Une équipe de l'Institut des télécommunications et des applications multimédias (iTEAM) de l'Université polytechnique de Valence (UPV) et de la multinationale Thales publie cette semaine dans la revue Nature Communications une étude sur des « filtres intégrés basés sur des lignes à retard de cristaux photoniques » qui pourraient être « clés » pour développer des puces plus avancées à l'avenir.
L'équipe a conçu et fabriqué de nouvelles lignes à retard à base de cristaux photoniques, ouvrant ainsi un vaste champ de possibilités dans le domaine de la photonique micro-ondes grâce à l'intégration sur puce de toutes les fonctionnalités nécessaires. Ceci est particulièrement pertinent pour les télécommunications à haut débit, où la réduction de la taille, de la consommation d'énergie et du coût est un facteur déterminant de succès commercial.

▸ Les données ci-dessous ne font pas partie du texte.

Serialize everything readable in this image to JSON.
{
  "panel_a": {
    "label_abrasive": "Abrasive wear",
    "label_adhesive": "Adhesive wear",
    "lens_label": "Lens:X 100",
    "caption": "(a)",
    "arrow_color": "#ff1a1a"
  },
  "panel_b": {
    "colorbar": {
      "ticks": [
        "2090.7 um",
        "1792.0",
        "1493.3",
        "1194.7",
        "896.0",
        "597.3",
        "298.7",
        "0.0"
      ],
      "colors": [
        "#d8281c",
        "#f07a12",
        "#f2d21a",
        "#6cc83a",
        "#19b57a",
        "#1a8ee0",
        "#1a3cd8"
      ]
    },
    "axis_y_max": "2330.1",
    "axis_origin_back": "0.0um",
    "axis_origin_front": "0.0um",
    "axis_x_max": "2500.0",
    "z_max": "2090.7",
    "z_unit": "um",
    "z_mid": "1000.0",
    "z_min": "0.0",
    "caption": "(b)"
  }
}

« Les lignes à retard ralentissent la lumière, généralement grâce à un élément dispersif. Cela signifie que si la lumière utilisée a une certaine couleur (longueur d'onde), elle met un certain temps à se propager dans un milieu ; si elle utilise une autre couleur, le temps est plus ou moins long. Selon le retard souhaité, il faut modifier la longueur d'onde », explique José Capmany, chercheur à l'institut iTEAM de l'UPV (Université polytechnique de Valence). La
fibre optique est l'un des éléments dispersifs utilisés pour ralentir la lumière. « L'inconvénient est qu'il faut des kilomètres de fibre pour obtenir des retards significatifs, ce qui empêche d'intégrer les fonctionnalités requises sur une puce », souligne Capmany.
Surmonter un obstacle technologique.
Les chercheurs sont parvenus à surmonter cet obstacle en développant un composant de 1,5 mm offrant des fonctionnalités équivalentes à des kilomètres de fibre optique. « Nous y sommes parvenus grâce à un guide d'ondes à cristal photonique à très faibles pertes, spécialement conçu et intégré à une puce », ajoute Salvador Sales, également chercheur à l'iTEAM et co-auteur de l'étude.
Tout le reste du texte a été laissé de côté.